If you are using FOSI, the attached PDF (from my not-quite-finished book on FOSI) shows an example of what I think you are trying to do with a graphic and table.

For numerical sorting with FOSI indexing, you need a "sortas" attribute. For example:
<indexterm><primary>193217</primary></indexterm>
><indexterm><primary sort-as="01">19634</primary></indexterm>
When the sortas attribute has a value, FOSI coding adds an <ixkey> with the attribute value to the preliminary index entry. Index processing takes it from there.

Hope this helps.

Good luck!
Suzanne Napoleon
www.FOSIexpert.com
"WYSIWYG is last-century technology!"


Bryon,

Are you saying that you want the numeric entries to come after the alphabetic entries?

Suzanne


Sorry for not being more clear. What I am after is correct numerical order 4 digit , then 5 digit, then 6 digit, then 7 digit numerical decending, if you look at the pdf I included it goes from 4 digit in the correct order using the sort as element (again thanks). The problem is the six and seven digit numbers are before the 345678 six digit number, even though there value is higher. How would I sort those to show up in the correct order.



Bryon

In Reply to Suzanne Napoleon:


Bryon,

Are you saying that you want the numeric entries to come after the alphabetic entries?

Suzanne


Not that I know the answer, but to make sure this is clear...sounds like it's doing an alpha order versus a numerical sort. Correct?

Bryon,

What markup is used for index entries?

Suzanne


<indexterm><index-sort-as>001234</index-sort-as>1234</indexterm>1234 is what our index markup looks like, It was by your suggestion to add the index-sort-as element inorder to get the index to initially format correctly. Now I am looking at numbers more than six digits, and the index does not seem to handle those correctly placing the seven digit numbers before a six digit.



Thanks for your help



Bryon

Thanks! What is the FOSI code?

Suzanne


How do I find that?

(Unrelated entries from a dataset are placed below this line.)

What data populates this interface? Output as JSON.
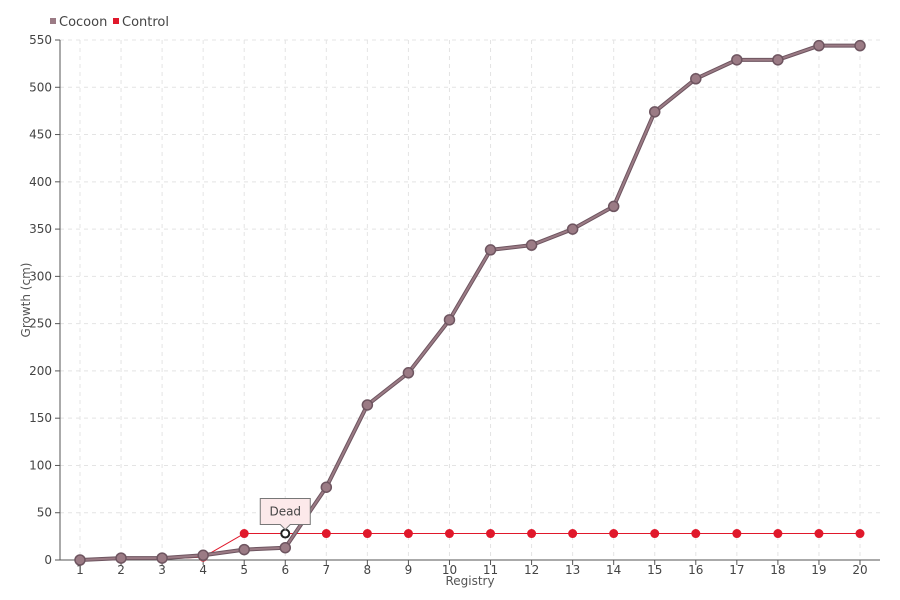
{
  "chart_data": {
    "type": "line",
    "title": "",
    "xlabel": "Registry",
    "ylabel": "Growth (cm)",
    "x": [
      1,
      2,
      3,
      4,
      5,
      6,
      7,
      8,
      9,
      10,
      11,
      12,
      13,
      14,
      15,
      16,
      17,
      18,
      19,
      20
    ],
    "ylim": [
      0,
      550
    ],
    "yticks": [
      0,
      50,
      100,
      150,
      200,
      250,
      300,
      350,
      400,
      450,
      500,
      550
    ],
    "grid": true,
    "legend_position": "top-left",
    "series": [
      {
        "name": "Cocoon",
        "color": "#9b7b85",
        "values": [
          0,
          2,
          2,
          5,
          11,
          13,
          77,
          164,
          198,
          254,
          328,
          333,
          350,
          374,
          474,
          509,
          529,
          529,
          544,
          544
        ]
      },
      {
        "name": "Control",
        "color": "#e0182b",
        "values": [
          0,
          1,
          1,
          3,
          28,
          28,
          28,
          28,
          28,
          28,
          28,
          28,
          28,
          28,
          28,
          28,
          28,
          28,
          28,
          28
        ]
      }
    ],
    "annotations": [
      {
        "text": "Dead",
        "series": "Control",
        "x": 6,
        "y": 28
      }
    ]
  }
}
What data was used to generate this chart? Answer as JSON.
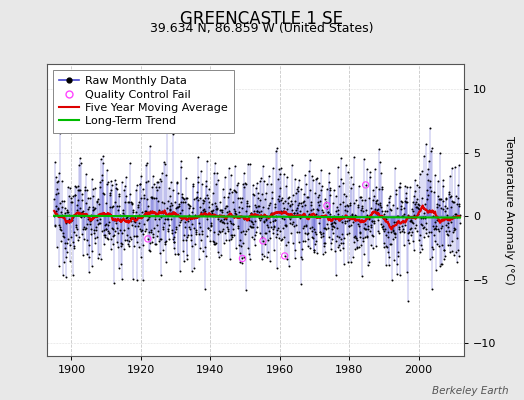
{
  "title": "GREENCASTLE 1 SE",
  "subtitle": "39.634 N, 86.859 W (United States)",
  "ylabel": "Temperature Anomaly (°C)",
  "watermark": "Berkeley Earth",
  "xlim": [
    1893,
    2013
  ],
  "ylim": [
    -11,
    12
  ],
  "yticks": [
    -10,
    -5,
    0,
    5,
    10
  ],
  "xticks": [
    1900,
    1920,
    1940,
    1960,
    1980,
    2000
  ],
  "start_year": 1895,
  "end_year": 2011,
  "background_color": "#e8e8e8",
  "plot_bg_color": "#ffffff",
  "raw_line_color": "#4444cc",
  "raw_dot_color": "#000000",
  "qc_fail_color": "#ff44ff",
  "moving_avg_color": "#dd0000",
  "trend_color": "#00bb00",
  "legend_fontsize": 8,
  "title_fontsize": 12,
  "subtitle_fontsize": 9,
  "seed": 12345
}
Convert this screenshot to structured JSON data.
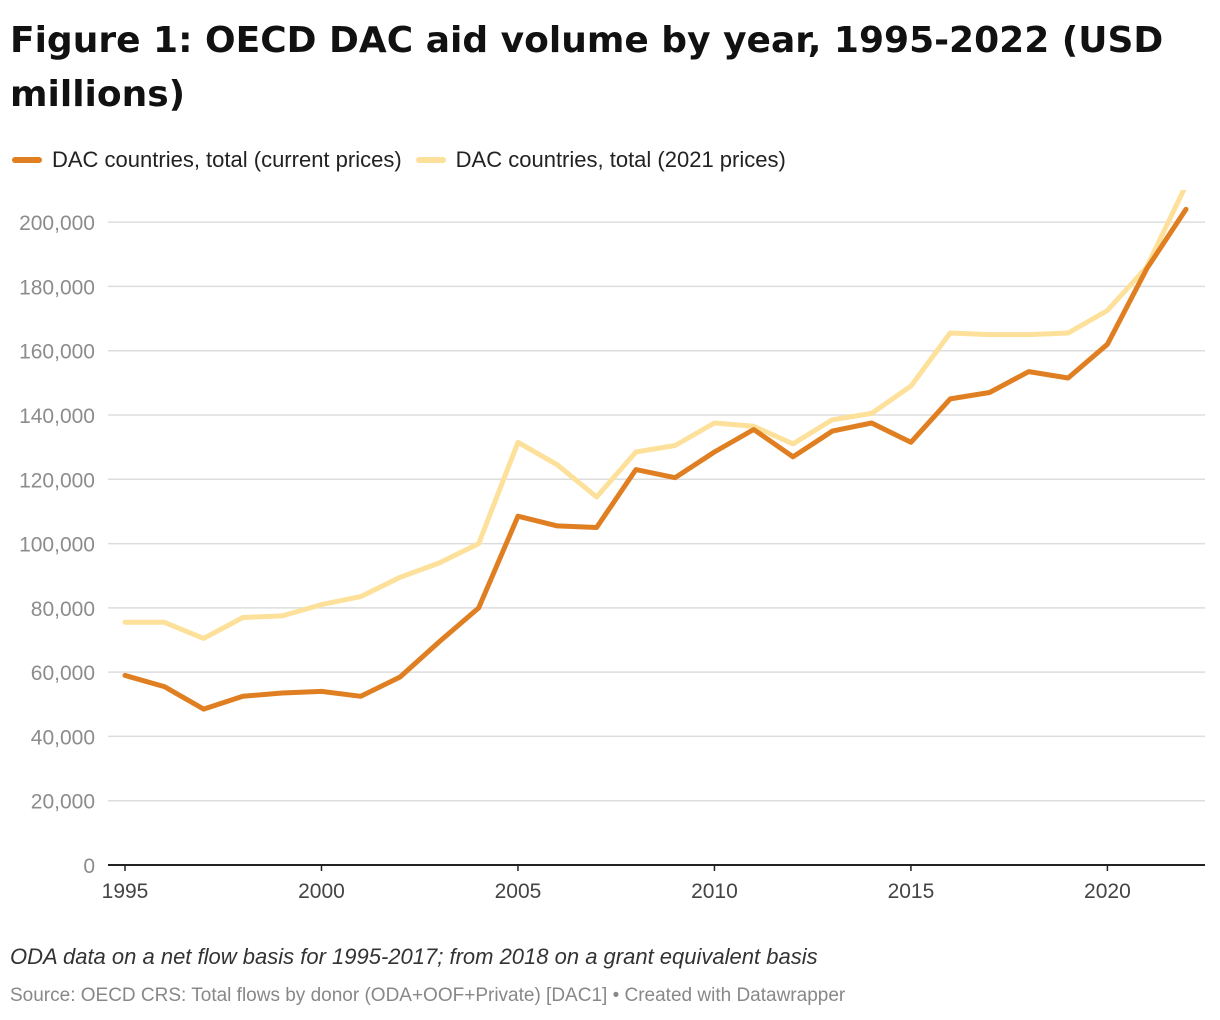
{
  "title": "Figure 1: OECD DAC aid volume by year, 1995-2022 (USD millions)",
  "note": "ODA data on a net flow basis for 1995-2017; from 2018 on a grant equivalent basis",
  "source": "Source: OECD CRS: Total flows by donor (ODA+OOF+Private) [DAC1] • Created with Datawrapper",
  "colors": {
    "current": "#e07f22",
    "constant": "#fde09a",
    "grid": "#dddddd",
    "axis": "#222222",
    "tick_label": "#8c8c8c"
  },
  "chart_data": {
    "type": "line",
    "title": "Figure 1: OECD DAC aid volume by year, 1995-2022 (USD millions)",
    "xlabel": "",
    "ylabel": "",
    "x": [
      1995,
      1996,
      1997,
      1998,
      1999,
      2000,
      2001,
      2002,
      2003,
      2004,
      2005,
      2006,
      2007,
      2008,
      2009,
      2010,
      2011,
      2012,
      2013,
      2014,
      2015,
      2016,
      2017,
      2018,
      2019,
      2020,
      2021,
      2022
    ],
    "xlim": [
      1995,
      2022
    ],
    "ylim": [
      0,
      210000
    ],
    "x_ticks": [
      {
        "value": 1995,
        "label": "1995"
      },
      {
        "value": 2000,
        "label": "2000"
      },
      {
        "value": 2005,
        "label": "2005"
      },
      {
        "value": 2010,
        "label": "2010"
      },
      {
        "value": 2015,
        "label": "2015"
      },
      {
        "value": 2020,
        "label": "2020"
      }
    ],
    "y_ticks": [
      {
        "value": 0,
        "label": "0"
      },
      {
        "value": 20000,
        "label": "20,000"
      },
      {
        "value": 40000,
        "label": "40,000"
      },
      {
        "value": 60000,
        "label": "60,000"
      },
      {
        "value": 80000,
        "label": "80,000"
      },
      {
        "value": 100000,
        "label": "100,000"
      },
      {
        "value": 120000,
        "label": "120,000"
      },
      {
        "value": 140000,
        "label": "140,000"
      },
      {
        "value": 160000,
        "label": "160,000"
      },
      {
        "value": 180000,
        "label": "180,000"
      },
      {
        "value": 200000,
        "label": "200,000"
      }
    ],
    "grid": true,
    "legend_position": "top-left",
    "series": [
      {
        "key": "constant",
        "name": "DAC countries, total (2021 prices)",
        "color": "#fde09a",
        "values": [
          75500,
          75500,
          70500,
          77000,
          77500,
          81000,
          83500,
          89500,
          94000,
          100000,
          131500,
          124500,
          114500,
          128500,
          130500,
          137500,
          136500,
          131000,
          138500,
          140500,
          149000,
          165500,
          165000,
          165000,
          165500,
          172500,
          186000,
          211500
        ]
      },
      {
        "key": "current",
        "name": "DAC countries, total (current prices)",
        "color": "#e07f22",
        "values": [
          59000,
          55500,
          48500,
          52500,
          53500,
          54000,
          52500,
          58500,
          69500,
          80000,
          108500,
          105500,
          105000,
          123000,
          120500,
          128500,
          135500,
          127000,
          135000,
          137500,
          131500,
          145000,
          147000,
          153500,
          151500,
          162000,
          185500,
          204000
        ]
      }
    ]
  }
}
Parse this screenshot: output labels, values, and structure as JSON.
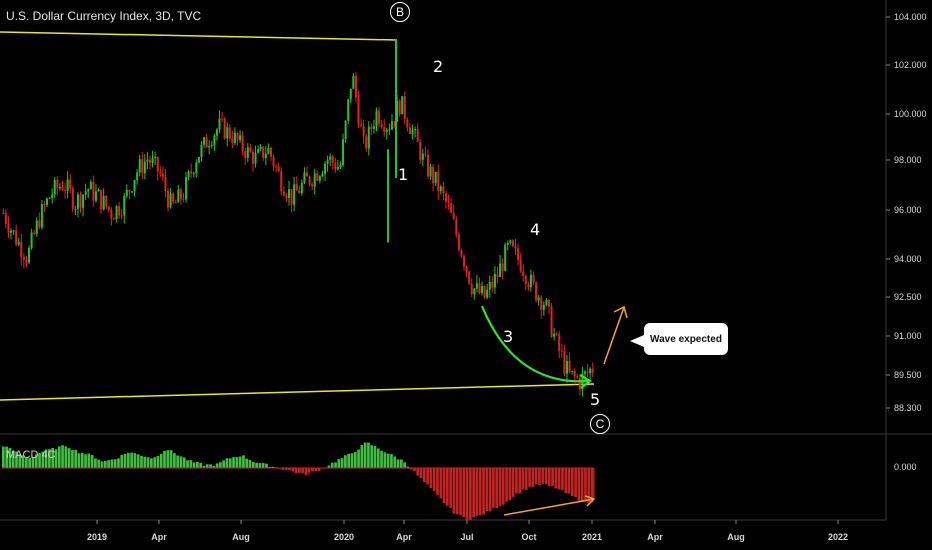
{
  "chart_data": {
    "type": "candlestick",
    "title": "U.S. Dollar Currency Index, 3D, TVC",
    "price_ticks": [
      "104.000",
      "102.000",
      "100.000",
      "98.000",
      "96.000",
      "94.000",
      "92.500",
      "91.000",
      "89.500",
      "88.300"
    ],
    "time_ticks": [
      "2019",
      "Apr",
      "Aug",
      "2020",
      "Apr",
      "Jul",
      "Oct",
      "2021",
      "Apr",
      "Aug",
      "2022"
    ],
    "series_price": [
      96.0,
      95.0,
      94.2,
      95.8,
      96.8,
      97.2,
      96.4,
      97.0,
      96.6,
      96.0,
      96.4,
      97.6,
      98.2,
      97.6,
      96.2,
      96.8,
      98.2,
      99.0,
      99.6,
      99.2,
      98.6,
      98.2,
      98.6,
      97.4,
      96.6,
      97.2,
      97.6,
      98.2,
      97.8,
      101.8,
      98.6,
      100.2,
      99.6,
      100.6,
      99.4,
      98.0,
      97.2,
      96.2,
      94.6,
      93.0,
      92.6,
      93.4,
      94.6,
      94.0,
      93.0,
      92.4,
      90.8,
      89.6,
      89.4,
      89.9
    ],
    "macd_hist": [
      0.7,
      0.5,
      0.3,
      0.5,
      0.6,
      0.7,
      0.5,
      0.4,
      0.2,
      0.3,
      0.5,
      0.4,
      0.3,
      0.6,
      0.4,
      0.2,
      0.1,
      0.1,
      0.3,
      0.4,
      0.2,
      0.1,
      0.0,
      -0.1,
      -0.2,
      -0.1,
      0.1,
      0.3,
      0.5,
      0.8,
      0.6,
      0.4,
      0.2,
      -0.2,
      -0.6,
      -1.0,
      -1.4,
      -1.6,
      -1.5,
      -1.3,
      -1.1,
      -0.8,
      -0.6,
      -0.5,
      -0.6,
      -0.8,
      -1.0,
      -1.1
    ],
    "macd_zero_label": "0.000",
    "macd_label": "MACD 4C",
    "annotations": {
      "wave_labels": [
        "1",
        "2",
        "3",
        "4",
        "5"
      ],
      "circled_labels": [
        "B",
        "C"
      ],
      "callout": "Wave expected"
    },
    "colors": {
      "up": "#26c22e",
      "down": "#e0241f",
      "trendline": "#e6e62e",
      "curve": "#2ee62e",
      "arrow": "#f5a623",
      "macd_pos": "#3fbf3f",
      "macd_neg": "#c22424"
    },
    "grid": false
  }
}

We are using a customized stylesheet in AE 6.0

Thanks

Bryon

In the ASCII file (ends with a .fos extension), search for:

gi="indexterm"

and copy the markup that surrounds it starting with

<e-i-c gi="indexterm">

and ending with:

</e--i-c>

Do the same for:

gi="index-sort-as"


If more than one e-i-c is coded for these elements, copy them as well.

Suzanne


See the attached image for the fos files I have in my application. Have opened and searched all of them and there is no reference to index in them.



Thanks



Bryon

Bryon,

Open the document (.sgm or .xml file) in an ASCII and look for a processing instruction similar to the following:




The href attribute specifies the FOSI to use.


We are using the default index that is with Editor, when doing our parts catalog, almost all the data in it is numbers. The problem is that Editor does not sort numbers by value. Suzanne initially solved my dilemma by informing us to use the sort-as element and add zeros to make them six digits long then everything formatted correctly in the index. While writing this it made me think why can I not just add another zero to make it seven characters long and it will format correctly. And it seems to work just fine. Thanks for steering me in the right direction.